Turkey’s Erdogan pins economic crisis on 2013 Gezi protests
Turkey's president has added the economy to his list of casualties of the nationwide Gezi protests nine years ago.
![TOPSHOT - Deputy of HDP (People's Democratic Party) Musa Piroglu (L) in a wheelchair tries to stop Turkish riot policemen near Taksim square in Istanbul on May 31, 2022, as the police blocked the access to the square during the ninth anniversary of the Gezi park and Taksim square demonstrations. - People gathered on May 31, 2022 to mark the ninth anniversary of Gezi park at Taksim square. In 2013, what started as a small campaign to save the Gezi Park from the bulldozers eventually drew an estimated three m](/sites/default/files/styles/article_hero_medium/public/2022-06/GettyImages-1241023059.jpg?h=a5ae579a&itok=y41_hDJ3)
ISTANBUL — Turkey’s president has claimed the country’s current economic crisis is at least partly due to nationwide anti-government protests nearly a decade ago. Over the weekend, Recep Tayyip Erdogan identified the Gezi demonstrations, which saw hundreds of thousands take to the streets over several weeks in 2013 to challenge growing authoritarianism, as a factor in the spiraling economy.

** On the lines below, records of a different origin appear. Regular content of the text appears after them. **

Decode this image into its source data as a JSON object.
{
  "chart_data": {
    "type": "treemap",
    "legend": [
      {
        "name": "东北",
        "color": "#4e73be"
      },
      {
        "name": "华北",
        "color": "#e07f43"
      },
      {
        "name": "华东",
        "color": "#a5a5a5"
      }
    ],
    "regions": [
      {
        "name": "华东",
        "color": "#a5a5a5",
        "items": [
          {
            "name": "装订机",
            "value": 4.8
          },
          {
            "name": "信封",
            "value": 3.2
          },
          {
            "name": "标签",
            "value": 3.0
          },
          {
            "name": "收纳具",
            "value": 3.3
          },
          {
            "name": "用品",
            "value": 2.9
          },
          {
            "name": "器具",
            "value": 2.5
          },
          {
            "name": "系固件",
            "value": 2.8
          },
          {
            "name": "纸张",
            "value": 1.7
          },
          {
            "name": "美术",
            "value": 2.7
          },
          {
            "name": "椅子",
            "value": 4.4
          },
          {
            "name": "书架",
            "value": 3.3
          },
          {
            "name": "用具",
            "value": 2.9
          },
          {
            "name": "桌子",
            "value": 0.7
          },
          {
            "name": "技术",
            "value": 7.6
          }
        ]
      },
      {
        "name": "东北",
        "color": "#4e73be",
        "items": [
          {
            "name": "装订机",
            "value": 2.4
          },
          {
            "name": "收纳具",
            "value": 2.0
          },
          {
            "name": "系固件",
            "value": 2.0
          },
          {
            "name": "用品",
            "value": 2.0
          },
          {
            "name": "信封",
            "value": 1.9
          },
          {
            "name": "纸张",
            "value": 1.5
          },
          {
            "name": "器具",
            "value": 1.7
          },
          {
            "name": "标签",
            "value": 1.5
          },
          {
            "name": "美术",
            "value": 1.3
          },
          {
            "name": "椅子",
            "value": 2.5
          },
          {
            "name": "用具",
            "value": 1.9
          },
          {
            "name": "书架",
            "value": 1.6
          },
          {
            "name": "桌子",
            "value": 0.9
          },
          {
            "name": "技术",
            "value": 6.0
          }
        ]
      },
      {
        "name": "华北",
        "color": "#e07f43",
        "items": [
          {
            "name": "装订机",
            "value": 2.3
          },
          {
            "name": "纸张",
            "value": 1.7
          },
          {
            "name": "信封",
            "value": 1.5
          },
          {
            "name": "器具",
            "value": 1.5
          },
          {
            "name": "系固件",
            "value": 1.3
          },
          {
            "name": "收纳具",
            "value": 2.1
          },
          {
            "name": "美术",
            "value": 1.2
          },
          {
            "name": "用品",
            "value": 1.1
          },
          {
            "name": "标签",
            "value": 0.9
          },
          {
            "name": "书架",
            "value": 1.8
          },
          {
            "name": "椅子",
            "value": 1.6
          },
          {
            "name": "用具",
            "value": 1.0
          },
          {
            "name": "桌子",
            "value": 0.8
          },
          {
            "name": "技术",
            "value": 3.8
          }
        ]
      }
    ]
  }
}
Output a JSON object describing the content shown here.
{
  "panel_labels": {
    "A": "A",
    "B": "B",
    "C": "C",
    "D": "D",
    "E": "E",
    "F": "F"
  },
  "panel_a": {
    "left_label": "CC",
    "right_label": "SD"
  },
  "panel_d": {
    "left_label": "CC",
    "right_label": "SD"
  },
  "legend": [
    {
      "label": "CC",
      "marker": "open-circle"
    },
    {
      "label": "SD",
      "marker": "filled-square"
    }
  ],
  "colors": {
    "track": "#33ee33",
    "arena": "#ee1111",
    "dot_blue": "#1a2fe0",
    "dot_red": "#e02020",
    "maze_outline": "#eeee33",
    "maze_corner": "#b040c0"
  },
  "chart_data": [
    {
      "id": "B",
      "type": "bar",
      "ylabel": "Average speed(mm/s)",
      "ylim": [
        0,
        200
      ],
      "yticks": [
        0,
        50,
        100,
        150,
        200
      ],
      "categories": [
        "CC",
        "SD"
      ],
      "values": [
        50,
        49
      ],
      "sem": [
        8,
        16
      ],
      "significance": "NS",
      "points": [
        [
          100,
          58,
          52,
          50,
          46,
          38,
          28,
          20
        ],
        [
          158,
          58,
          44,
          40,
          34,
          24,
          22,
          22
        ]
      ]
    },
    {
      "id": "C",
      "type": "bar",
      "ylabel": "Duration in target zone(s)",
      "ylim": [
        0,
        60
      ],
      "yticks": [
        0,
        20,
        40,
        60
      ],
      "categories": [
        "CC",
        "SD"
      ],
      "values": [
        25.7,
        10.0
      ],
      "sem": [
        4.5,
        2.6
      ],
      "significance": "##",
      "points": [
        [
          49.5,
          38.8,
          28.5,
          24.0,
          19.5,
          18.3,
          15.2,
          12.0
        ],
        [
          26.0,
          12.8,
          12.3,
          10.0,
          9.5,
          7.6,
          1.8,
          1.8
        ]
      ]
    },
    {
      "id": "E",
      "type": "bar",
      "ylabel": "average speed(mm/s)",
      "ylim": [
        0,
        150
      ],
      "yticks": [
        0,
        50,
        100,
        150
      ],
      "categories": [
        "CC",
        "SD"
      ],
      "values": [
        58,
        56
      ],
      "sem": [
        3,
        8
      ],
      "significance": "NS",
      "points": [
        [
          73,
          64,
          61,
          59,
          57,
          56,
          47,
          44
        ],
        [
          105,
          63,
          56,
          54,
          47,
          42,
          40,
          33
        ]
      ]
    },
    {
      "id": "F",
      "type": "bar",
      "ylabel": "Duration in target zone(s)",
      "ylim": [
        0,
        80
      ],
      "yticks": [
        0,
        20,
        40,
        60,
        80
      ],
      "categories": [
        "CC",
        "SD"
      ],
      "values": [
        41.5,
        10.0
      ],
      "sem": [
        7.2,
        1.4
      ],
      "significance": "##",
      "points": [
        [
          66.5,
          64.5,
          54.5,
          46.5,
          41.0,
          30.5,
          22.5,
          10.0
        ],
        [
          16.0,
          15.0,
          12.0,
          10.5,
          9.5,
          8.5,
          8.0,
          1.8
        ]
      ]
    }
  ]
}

“Turkey would have been in a much better place — having a national income of $1.5 trillion — if not for the betrayals that started with the Gezi incidents,” he told supporters at a Justice and Development Party (AKP) weekend retreat in Ankara. “These betrayals made our country pay a heavy price through the evil triangle of exchange rates, interest and inflation.”